The implications that this positive-defensive rights debate has on the scope of the global public domain is not lost on negotiators. While defensive protections essentially seek to document what should already be available for public use, positive protections seek to pull some works out of what, in the United States at least, would be considered the public domain. In the comments to the draft text it is clear that some delegates are resisting the push for strong positive rights. Norway and the United States, among others, are asking that the agreement find the “right balance between TK that was subject to protection and knowledge which was or had become part of the public domain.” The United States, echoing this concern, cited the WIPO Development Agenda’s call to “support a robust public domain in WIPO’s Member States” as reason to resist a broad positive rights framework.
On the other end of the spectrum, representatives from developing nations made the point that already traditional knowledge—some of which would be thought of as in the public domain in the United States—is not freely available for anyone to use, and those given access should have responsibilities and obligations extending indefinitely into the future.
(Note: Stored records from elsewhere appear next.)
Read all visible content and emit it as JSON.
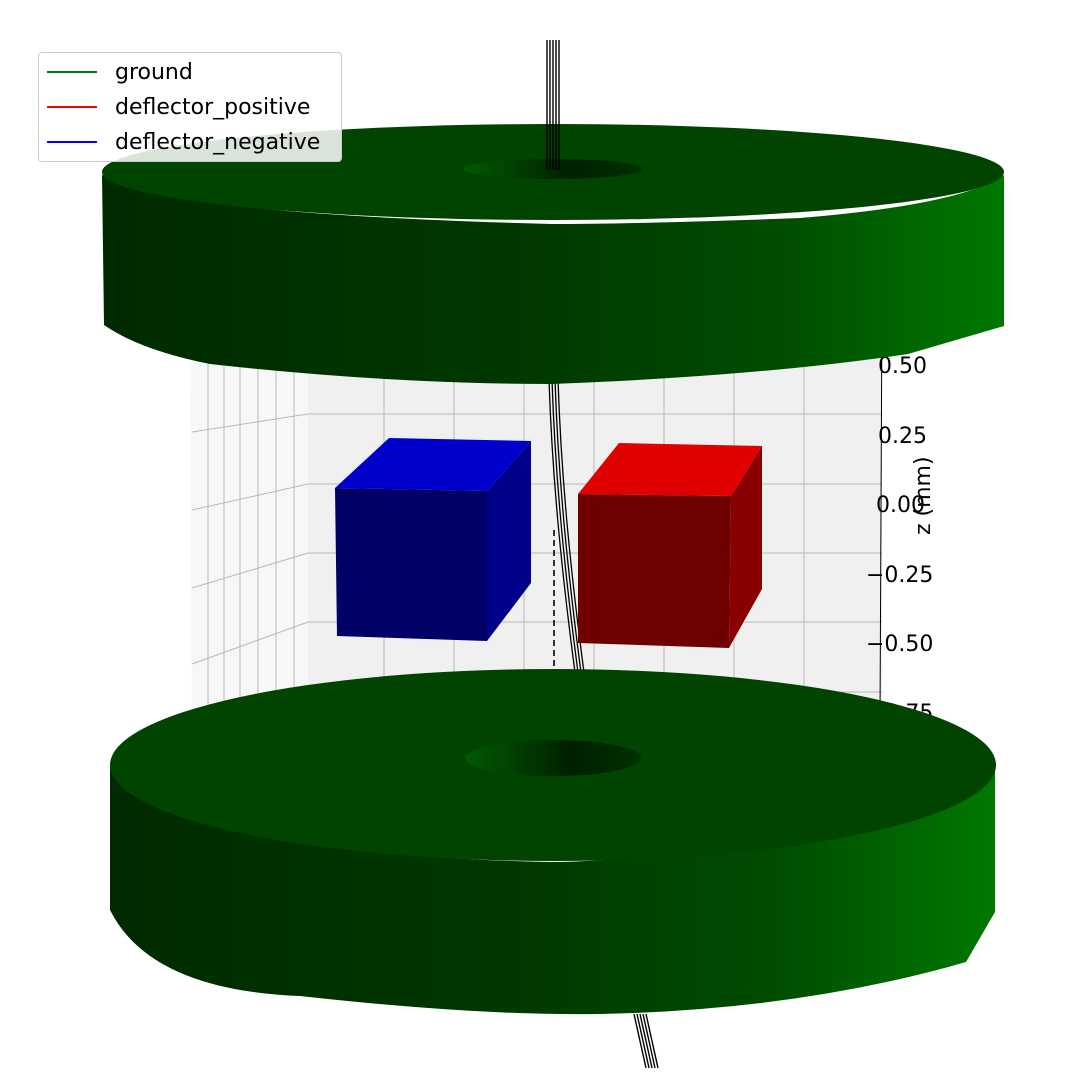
{
  "legend": {
    "items": [
      {
        "label": "ground",
        "color": "#008000"
      },
      {
        "label": "deflector_positive",
        "color": "#ff0000"
      },
      {
        "label": "deflector_negative",
        "color": "#0000ff"
      }
    ]
  },
  "axis": {
    "z_label": "z (mm)",
    "z_ticks": [
      "0.50",
      "0.25",
      "0.00",
      "−0.25",
      "−0.50",
      "−0.75"
    ]
  },
  "colors": {
    "ground_dark": "#003300",
    "ground_mid": "#004400",
    "ground_light": "#007000",
    "positive_top": "#e00000",
    "positive_front": "#700000",
    "negative_top": "#0000cc",
    "negative_front": "#000066",
    "trajectory": "#000000",
    "pane": "#f2f2f2",
    "grid": "#b0b0b0"
  }
}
The representative of one indigenous tribe made the following comment:
Public domain was a western concept that was designed for commerce and was a bargain that was set for a grant of private property rights for a limited amount of time after which knowledge would go into the public domain. Such a concept did not necessarily exist in indigenous knowledge systems.
True enough, but the underlying “commerce” concerns of the western public domain, in the United States at least, go to the very heart of its philosophy on the appropriate encouragement of the “progress science and the useful arts” and the scope of acceptable limitations on free speech.
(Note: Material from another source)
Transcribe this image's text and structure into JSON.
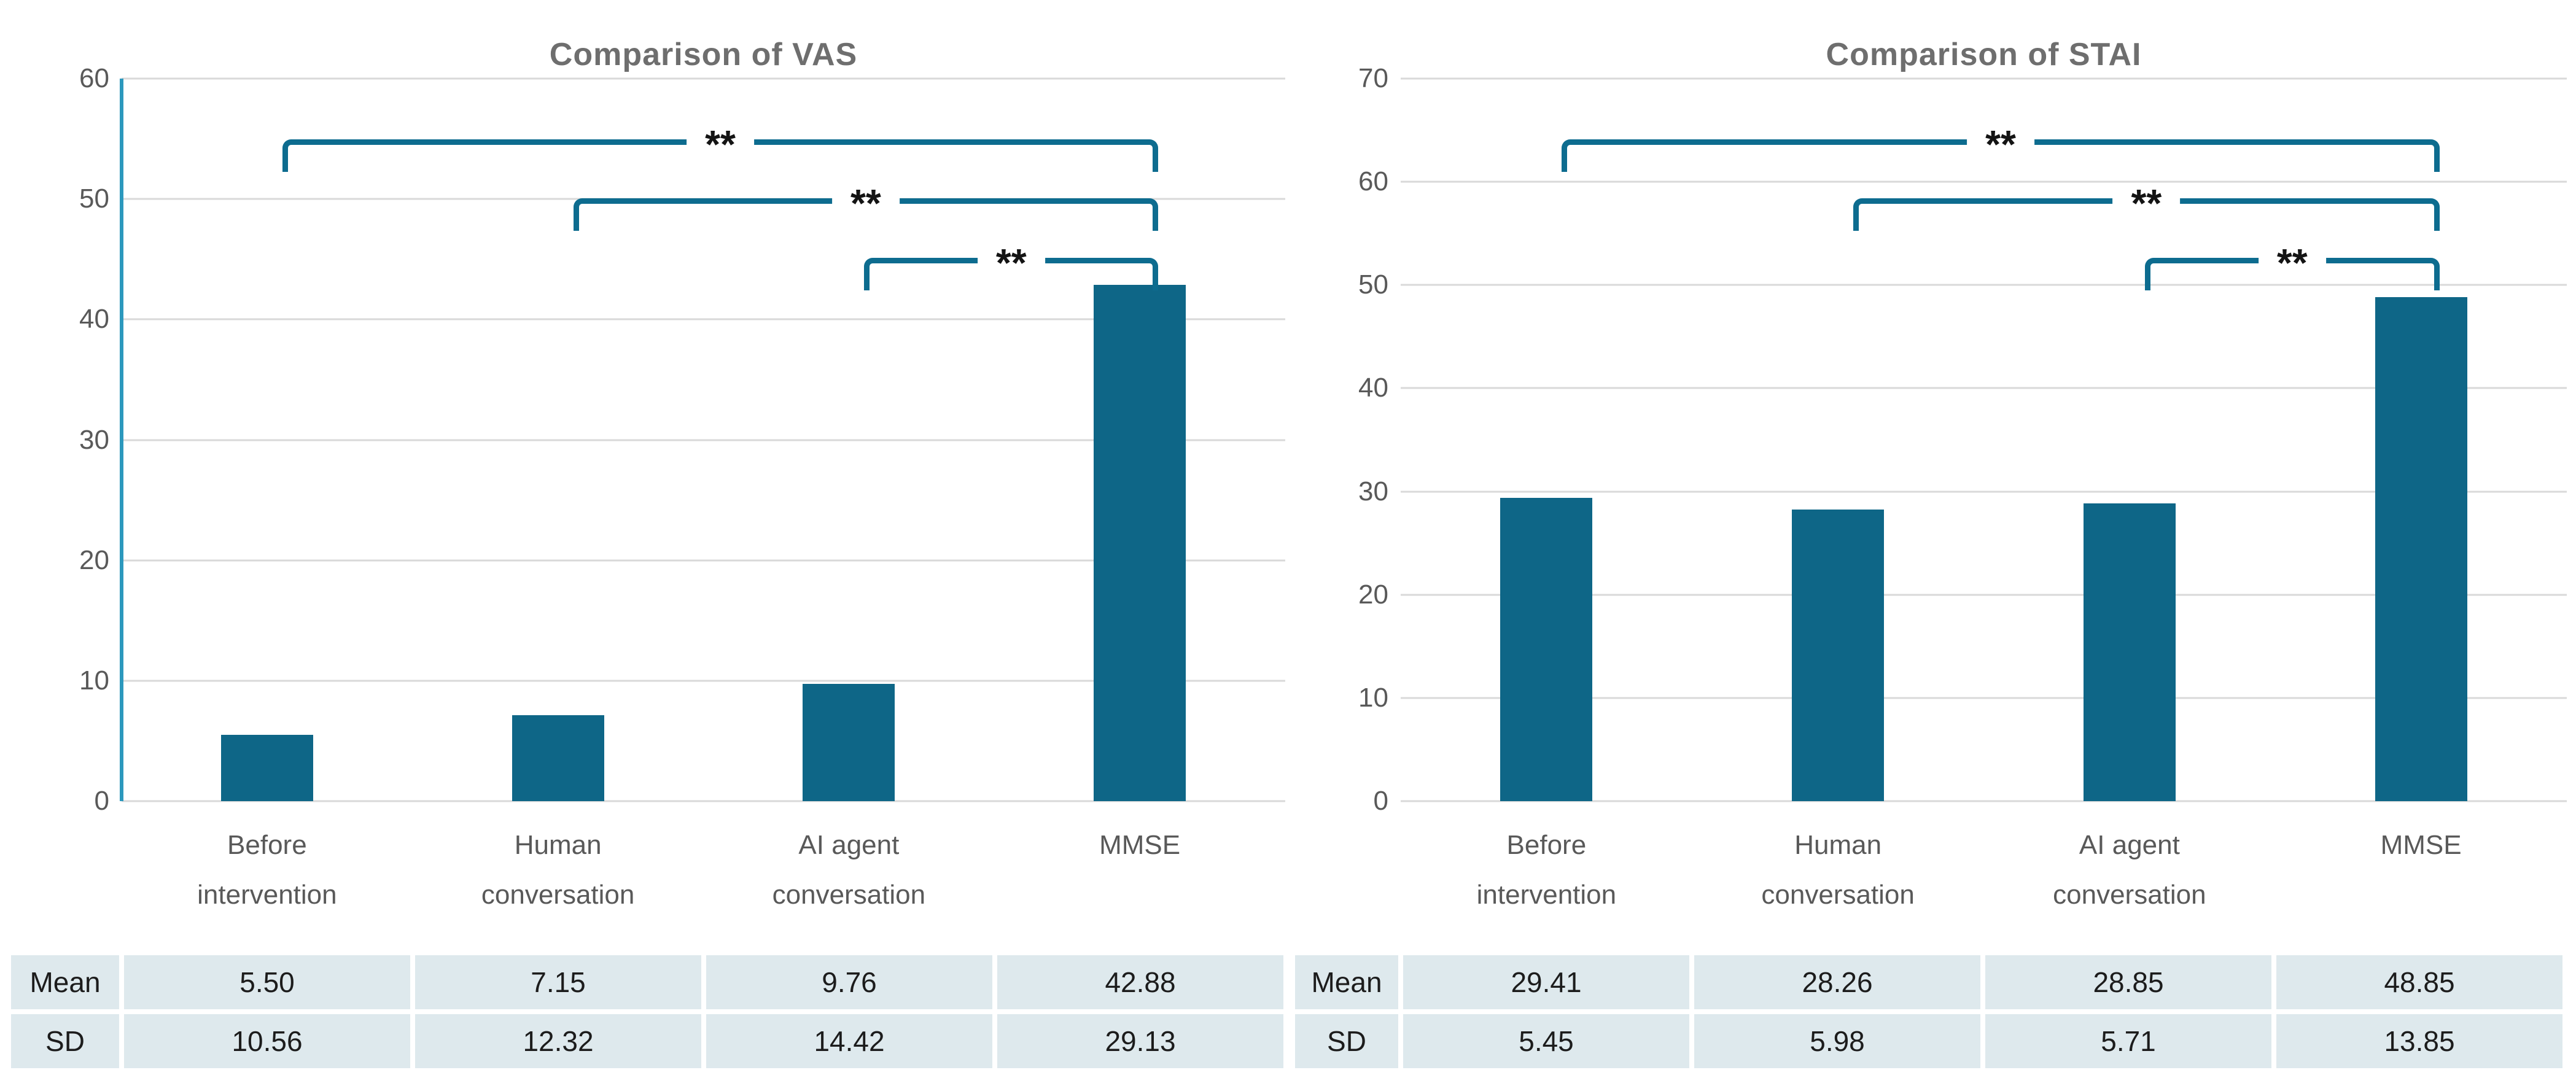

As the draft text develops, it seems increasingly likely that this agreement will provide the first ever legal definition of the scope of the international public domain—something ACTA, TRIPS, Berne, and all other international IP agreements have thus far failed to do. While the move toward international protection of traditional knowledge has been a long time coming, this deliberate new focus on the scope of the public domain is, hopefully, a sign that that IP and trade representatives from the United States and Europe have (finally) come to acknowledge the importance of a vibrant public domain.
Bringing this back to the world of scholarly communications, positive protections that award rights over certain traditional knowledge works is somewhat worrisome because it is library collections that house some of the rare copies of expressions of traditional knowledge existing in the United States and other developed nations. Expanding international protections may severely curtail what academics can do with those works, and it will almost certainly limit their ability to collect some of these works in the future. The big picture impact of this traditional knowledge agreement remains to be seen, but the scope of the public domain is at play—for traditional knowledge specifically, but inevitably outlining its scope in general—and that is a concern which extends far beyond libraries and the scholarly world.